The Toowoon Bay beach is located at the eastern end of Toowoon Bay Rd with access from Bay Road (250 metres south of the village intersection). The beach is patrolled by Central Coast Council Lifeguard's during week days and lifesaver volunteers from the Toowoon Bay SLSC on weekends during summer. The Toowoon Bay SLSC has a strong local following within The Entrance district. In 2005, the Toowoon Bay SLSC had a new clubhouse constructed.

The beach is popular for swimming and fishing, with a gentle surf as the beach is protected from winds and strong currents. Sail boarding and kite surfing are popular out on the bay.
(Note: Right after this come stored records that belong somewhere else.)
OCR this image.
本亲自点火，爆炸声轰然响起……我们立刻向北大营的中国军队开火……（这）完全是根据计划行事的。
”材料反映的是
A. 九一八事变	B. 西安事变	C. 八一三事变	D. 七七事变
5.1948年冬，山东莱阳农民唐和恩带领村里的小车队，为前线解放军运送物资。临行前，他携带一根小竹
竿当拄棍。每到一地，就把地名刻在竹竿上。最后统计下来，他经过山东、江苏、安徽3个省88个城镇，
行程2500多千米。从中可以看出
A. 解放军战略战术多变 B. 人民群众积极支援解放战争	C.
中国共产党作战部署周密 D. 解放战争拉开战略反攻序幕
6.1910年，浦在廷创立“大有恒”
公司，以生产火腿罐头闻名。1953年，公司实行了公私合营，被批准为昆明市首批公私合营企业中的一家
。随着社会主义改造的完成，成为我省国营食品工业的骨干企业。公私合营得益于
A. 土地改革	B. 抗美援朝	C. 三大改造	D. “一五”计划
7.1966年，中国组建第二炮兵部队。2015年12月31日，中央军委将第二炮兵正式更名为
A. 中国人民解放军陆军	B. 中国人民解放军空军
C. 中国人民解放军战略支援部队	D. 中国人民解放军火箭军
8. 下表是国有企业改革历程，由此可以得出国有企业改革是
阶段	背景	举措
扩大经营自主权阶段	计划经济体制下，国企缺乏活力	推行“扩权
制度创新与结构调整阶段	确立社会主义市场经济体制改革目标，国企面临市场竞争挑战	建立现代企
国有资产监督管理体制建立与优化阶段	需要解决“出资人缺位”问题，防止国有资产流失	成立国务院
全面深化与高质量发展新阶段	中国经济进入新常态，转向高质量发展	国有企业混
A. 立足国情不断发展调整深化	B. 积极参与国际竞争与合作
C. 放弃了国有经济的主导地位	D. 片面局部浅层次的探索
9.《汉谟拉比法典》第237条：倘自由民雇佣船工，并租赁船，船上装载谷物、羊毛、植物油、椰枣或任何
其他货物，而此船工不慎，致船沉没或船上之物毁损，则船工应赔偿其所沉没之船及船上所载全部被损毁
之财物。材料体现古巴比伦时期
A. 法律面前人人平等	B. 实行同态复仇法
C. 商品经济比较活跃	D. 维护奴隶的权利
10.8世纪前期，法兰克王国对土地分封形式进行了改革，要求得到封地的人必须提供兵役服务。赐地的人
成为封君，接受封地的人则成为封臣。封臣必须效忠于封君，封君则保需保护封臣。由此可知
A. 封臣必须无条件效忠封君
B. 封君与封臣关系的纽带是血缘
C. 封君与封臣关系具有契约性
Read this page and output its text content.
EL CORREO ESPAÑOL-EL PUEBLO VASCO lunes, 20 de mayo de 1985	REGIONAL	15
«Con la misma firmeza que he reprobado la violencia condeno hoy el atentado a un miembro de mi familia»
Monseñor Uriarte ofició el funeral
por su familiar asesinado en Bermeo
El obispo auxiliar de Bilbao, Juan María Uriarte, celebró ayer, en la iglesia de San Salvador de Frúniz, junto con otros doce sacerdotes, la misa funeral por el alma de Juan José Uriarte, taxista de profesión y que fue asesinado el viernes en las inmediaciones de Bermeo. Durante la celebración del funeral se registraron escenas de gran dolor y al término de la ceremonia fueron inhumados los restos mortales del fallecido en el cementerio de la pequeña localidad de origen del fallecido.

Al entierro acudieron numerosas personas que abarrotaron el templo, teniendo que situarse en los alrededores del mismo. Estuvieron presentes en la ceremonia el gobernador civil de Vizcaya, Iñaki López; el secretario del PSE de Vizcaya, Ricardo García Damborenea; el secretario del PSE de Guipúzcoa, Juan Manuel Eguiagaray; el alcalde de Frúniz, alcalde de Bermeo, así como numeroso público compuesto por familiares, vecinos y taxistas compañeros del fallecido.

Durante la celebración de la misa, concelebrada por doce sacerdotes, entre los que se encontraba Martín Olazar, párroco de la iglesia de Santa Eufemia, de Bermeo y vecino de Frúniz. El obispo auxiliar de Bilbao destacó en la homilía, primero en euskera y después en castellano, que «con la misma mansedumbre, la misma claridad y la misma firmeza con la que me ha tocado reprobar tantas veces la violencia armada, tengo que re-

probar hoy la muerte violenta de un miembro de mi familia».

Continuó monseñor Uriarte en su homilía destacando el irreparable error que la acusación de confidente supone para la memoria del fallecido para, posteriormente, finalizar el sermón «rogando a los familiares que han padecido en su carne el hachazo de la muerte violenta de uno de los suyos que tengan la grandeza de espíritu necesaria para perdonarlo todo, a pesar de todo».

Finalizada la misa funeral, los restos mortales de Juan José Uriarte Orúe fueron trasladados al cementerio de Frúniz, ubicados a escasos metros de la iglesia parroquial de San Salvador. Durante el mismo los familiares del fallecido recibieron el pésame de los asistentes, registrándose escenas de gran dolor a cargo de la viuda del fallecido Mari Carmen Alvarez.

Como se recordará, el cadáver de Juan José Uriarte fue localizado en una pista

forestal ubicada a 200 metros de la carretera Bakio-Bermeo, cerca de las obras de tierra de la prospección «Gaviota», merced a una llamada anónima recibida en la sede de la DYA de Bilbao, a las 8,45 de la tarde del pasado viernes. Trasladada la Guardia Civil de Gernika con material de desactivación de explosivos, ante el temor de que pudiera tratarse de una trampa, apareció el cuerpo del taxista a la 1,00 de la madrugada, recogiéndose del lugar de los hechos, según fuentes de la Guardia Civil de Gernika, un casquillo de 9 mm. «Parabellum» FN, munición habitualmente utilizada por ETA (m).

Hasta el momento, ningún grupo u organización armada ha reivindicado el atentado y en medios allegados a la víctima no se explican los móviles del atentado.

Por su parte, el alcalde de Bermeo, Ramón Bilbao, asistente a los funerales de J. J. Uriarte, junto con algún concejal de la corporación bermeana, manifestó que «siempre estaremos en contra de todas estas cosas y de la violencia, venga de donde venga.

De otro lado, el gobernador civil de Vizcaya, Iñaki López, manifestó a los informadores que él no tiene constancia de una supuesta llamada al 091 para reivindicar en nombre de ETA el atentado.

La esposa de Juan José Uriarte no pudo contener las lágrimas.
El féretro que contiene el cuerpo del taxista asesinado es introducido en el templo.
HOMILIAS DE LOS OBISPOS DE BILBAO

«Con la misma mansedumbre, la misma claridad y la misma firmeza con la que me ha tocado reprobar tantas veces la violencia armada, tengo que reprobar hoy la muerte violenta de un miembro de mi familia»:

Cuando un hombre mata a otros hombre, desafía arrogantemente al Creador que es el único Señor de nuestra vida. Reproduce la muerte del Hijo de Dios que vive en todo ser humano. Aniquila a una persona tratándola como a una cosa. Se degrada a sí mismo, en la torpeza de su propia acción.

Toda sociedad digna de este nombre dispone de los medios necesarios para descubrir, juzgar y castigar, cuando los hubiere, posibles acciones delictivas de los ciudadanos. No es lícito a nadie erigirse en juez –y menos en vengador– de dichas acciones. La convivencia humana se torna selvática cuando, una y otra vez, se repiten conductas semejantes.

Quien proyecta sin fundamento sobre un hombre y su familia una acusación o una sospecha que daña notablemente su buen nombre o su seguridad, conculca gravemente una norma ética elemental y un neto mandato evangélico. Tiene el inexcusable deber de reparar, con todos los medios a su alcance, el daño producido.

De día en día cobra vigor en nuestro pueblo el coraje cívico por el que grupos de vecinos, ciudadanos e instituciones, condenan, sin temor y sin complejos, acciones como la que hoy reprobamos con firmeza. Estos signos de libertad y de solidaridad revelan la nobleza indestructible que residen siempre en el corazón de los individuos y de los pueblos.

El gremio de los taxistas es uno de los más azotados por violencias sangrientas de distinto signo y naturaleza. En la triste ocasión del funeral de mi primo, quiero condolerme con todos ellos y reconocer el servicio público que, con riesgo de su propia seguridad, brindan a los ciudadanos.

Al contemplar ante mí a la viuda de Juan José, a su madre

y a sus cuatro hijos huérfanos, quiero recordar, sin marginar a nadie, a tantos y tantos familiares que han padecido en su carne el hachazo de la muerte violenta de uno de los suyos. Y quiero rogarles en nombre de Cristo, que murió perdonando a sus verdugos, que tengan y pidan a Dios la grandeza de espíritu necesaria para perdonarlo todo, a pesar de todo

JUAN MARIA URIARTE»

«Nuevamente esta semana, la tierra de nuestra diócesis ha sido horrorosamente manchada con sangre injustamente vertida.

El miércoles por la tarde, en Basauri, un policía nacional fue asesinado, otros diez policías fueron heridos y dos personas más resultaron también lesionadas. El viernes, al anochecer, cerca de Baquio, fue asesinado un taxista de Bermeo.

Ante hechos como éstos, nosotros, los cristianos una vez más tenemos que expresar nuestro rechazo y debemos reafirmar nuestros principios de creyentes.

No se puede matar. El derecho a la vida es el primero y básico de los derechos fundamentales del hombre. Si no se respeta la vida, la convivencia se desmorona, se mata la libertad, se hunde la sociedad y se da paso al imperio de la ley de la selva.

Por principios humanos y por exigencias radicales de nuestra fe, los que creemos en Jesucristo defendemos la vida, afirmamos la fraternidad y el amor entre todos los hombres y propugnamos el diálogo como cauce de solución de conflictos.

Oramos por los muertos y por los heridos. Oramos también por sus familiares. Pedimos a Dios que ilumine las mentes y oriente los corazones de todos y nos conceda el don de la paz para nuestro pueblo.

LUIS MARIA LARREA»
The closest shopping centre with full supermarket, banks, and general retail is at The Entrance. It is also at The Entrance where recreation facilities including the ocean baths, cricket pitch, and memorial park are located.

== Education ==

Children from Toowoon Bay are in the area for The Entrance Public School.

== Transport ==
Toowoon Bay is serviced by The Entrance Red Bus Service with one route to The Entrance. The closest railway station is Tuggerah railway station which is serviced by the Central Coast & Newcastle Line.